Já com a Aninha minha amizade é mais recente, o que não o impede de ser tão forte quanto a que tenho com Fernando. Ela é daquelas pessoas que encontramos e logo descobrirmos ser “amigo de infância”, ou seja, pessoas que casam com nosso jeito, que partilham de crenças e valores semelhantes. Tanto é que ela me surpreendeu ao convidar-me para seu padrinho, coisa que em primeiro momento achei que fosse piada. Quando finalmente acreditei nem pude mensurar minha alegria.

O que dizer do casamento deles? Perfeito, como o da Marina? Soaria repetitivo, eu sei, mas essa é a verdade. A belíssima cerimônia foi coroada com o sol, que decidiu sair detrás das nuvens onde se escondera toda a manhã, manhã essa que ameaçava chuva e frio.


Os pais da noiva? Ora, como explicar a emoção que víamos nos olhos de Toninho e Zoraide? Nos gestos e palavras de ambos a preocupação com os convidados, se tudo estava certo. Não cabe aqui o carinho que transbordava de seus olhares para com os noivos. Nem tenho o que dizer deles, pois só o tanto que me aturaram, filando café e bóia em sua casa? Isso já lhes garante o céu... Aliás, a conversa no altar era sobre a doçura de Zoraide: Deus quando a criou, além de inspiradíssimo, jogou a forma fora para que não houvesse criatura igual neste mundo. Coisa de artista que nunca quer cópia de suas melhores obras. A mãe do Fernando, Dona Maria, e que eu não conhecia, mesmo assim fez com que eu desse uma sonora gargalhada em meio ao salão, ao fazer um trocadilho quando puxei um “Viva” aos noivos. Aliás, trocadilho esse impublicável e mesmo porquê levemente desairoso para com o noivo. Pena não ter compartilhado mais de sua companhia, que me parece ser extremamente risonha e franca, como diz o poeta.
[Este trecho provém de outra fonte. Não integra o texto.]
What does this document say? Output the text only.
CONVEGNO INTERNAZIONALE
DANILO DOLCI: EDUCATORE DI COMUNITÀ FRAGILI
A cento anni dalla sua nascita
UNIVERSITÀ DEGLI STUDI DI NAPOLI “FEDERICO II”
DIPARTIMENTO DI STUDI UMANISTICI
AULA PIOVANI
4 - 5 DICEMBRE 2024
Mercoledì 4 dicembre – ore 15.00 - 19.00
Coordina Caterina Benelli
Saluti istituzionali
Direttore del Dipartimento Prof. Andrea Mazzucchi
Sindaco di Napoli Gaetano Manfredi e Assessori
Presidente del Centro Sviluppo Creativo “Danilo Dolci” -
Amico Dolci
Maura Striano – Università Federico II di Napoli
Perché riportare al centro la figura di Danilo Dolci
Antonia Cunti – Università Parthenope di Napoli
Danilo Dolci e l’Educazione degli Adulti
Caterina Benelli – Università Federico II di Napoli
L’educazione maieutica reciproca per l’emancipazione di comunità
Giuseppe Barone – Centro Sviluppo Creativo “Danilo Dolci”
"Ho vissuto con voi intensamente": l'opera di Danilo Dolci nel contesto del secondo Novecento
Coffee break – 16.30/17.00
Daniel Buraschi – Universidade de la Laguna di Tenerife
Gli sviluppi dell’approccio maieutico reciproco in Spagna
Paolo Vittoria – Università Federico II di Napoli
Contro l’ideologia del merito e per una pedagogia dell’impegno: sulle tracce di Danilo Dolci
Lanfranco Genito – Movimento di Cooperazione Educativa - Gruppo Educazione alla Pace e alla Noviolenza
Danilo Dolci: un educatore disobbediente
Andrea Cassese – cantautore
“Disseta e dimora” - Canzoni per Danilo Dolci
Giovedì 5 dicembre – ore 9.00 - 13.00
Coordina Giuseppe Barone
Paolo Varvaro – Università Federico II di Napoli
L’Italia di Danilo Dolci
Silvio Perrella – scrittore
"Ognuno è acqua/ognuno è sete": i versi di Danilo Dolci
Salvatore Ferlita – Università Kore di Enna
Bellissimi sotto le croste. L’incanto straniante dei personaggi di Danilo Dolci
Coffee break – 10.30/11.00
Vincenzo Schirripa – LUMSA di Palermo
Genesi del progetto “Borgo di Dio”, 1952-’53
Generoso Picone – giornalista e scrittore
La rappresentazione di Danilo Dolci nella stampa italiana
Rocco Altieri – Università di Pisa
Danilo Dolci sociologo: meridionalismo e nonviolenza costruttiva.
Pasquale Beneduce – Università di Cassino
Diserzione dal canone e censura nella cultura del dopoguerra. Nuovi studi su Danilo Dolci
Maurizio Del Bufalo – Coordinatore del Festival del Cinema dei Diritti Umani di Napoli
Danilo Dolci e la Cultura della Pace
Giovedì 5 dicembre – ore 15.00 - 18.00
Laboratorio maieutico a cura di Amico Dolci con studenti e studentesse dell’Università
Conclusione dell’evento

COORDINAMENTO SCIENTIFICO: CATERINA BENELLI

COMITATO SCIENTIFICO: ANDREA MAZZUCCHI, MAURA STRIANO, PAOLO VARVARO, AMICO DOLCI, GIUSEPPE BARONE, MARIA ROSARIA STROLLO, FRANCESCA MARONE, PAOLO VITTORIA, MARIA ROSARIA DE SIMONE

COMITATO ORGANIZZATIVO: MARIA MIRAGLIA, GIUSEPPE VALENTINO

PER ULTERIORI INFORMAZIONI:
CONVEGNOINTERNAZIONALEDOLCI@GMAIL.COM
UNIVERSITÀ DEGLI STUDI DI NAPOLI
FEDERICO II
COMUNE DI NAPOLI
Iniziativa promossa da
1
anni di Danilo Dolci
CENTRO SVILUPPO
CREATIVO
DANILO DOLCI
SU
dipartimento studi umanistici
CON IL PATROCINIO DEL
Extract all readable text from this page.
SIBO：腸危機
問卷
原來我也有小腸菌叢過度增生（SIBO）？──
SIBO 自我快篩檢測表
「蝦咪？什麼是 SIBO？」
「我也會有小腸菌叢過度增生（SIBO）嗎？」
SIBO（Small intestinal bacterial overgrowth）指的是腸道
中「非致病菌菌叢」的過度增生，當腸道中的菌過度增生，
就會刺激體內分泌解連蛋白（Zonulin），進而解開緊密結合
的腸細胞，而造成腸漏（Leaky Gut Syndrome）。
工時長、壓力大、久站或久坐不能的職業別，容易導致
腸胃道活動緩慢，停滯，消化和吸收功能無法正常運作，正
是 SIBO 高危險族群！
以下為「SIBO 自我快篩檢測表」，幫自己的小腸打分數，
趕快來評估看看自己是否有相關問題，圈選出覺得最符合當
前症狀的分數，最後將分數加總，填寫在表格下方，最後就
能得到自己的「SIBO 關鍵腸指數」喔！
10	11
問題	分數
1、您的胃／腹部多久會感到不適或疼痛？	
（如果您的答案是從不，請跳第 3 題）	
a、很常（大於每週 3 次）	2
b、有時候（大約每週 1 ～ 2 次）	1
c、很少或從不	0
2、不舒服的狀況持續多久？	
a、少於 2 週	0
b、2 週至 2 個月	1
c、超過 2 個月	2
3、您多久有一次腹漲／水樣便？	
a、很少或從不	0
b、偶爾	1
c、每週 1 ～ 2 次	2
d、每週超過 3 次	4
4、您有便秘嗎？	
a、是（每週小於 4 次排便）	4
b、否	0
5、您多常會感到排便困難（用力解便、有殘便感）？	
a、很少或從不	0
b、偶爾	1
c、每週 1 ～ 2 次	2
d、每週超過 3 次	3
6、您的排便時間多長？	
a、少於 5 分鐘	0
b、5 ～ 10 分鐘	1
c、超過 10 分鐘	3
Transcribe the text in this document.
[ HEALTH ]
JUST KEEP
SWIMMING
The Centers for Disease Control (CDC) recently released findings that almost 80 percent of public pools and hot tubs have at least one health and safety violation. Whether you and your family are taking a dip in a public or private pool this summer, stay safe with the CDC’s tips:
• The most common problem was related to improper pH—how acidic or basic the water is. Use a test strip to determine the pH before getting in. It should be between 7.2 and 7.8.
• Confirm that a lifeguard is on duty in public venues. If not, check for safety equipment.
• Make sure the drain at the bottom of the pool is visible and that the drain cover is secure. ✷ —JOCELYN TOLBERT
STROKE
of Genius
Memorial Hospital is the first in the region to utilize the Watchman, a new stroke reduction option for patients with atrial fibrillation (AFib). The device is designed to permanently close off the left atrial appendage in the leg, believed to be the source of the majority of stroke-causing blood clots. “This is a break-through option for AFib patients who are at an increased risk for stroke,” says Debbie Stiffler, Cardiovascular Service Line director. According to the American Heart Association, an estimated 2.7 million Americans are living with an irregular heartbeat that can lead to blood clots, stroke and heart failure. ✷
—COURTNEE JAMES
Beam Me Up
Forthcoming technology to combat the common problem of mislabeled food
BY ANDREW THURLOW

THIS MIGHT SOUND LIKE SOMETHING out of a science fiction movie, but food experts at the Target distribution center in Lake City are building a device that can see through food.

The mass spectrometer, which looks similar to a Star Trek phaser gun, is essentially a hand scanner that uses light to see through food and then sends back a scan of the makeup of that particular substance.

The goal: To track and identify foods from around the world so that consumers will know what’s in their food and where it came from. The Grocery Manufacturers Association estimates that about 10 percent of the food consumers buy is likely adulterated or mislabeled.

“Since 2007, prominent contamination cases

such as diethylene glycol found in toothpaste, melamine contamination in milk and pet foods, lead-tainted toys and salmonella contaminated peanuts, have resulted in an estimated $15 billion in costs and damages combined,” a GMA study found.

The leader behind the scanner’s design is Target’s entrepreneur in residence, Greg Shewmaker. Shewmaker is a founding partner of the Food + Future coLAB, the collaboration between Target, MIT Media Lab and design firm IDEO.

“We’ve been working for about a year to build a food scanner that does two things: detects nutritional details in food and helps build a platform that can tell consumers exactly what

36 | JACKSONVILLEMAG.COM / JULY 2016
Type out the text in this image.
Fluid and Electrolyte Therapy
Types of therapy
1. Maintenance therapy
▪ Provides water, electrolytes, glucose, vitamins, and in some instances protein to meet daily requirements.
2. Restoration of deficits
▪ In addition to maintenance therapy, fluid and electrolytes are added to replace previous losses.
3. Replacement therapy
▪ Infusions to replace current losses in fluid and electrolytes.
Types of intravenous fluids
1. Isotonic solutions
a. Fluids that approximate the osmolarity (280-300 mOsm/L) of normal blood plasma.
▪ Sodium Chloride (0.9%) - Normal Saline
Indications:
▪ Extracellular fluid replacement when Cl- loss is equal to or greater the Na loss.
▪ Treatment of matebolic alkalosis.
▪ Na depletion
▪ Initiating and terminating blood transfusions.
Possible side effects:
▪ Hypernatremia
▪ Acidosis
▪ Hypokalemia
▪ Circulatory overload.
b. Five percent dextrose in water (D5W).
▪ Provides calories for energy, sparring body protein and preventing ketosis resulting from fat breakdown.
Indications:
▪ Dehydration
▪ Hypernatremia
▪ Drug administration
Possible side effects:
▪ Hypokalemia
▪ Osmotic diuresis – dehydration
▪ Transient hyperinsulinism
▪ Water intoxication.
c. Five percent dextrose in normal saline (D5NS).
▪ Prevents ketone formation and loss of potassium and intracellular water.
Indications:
Isso tudo sem contar o fato de ter reencontrado velhos e bons amigos, e de ter ficado fazendo algazarra enquanto esperava o momento de subir ao palco, ops, altar. Foi um dia muito divertido, contrariando o provérbio popular de que a perfeição não existe.


Se ambos os casais tiverem pela vida metade da felicidade que senti, podem ter certeza de que suas vidas serão encantadoras.


Ah, e os bolos estavam ótimos!!!


*Escrito em 28 de Janeiro, mas só publicado hoje. As imagens que ilustram este texto são de autoria deste humilde escriba.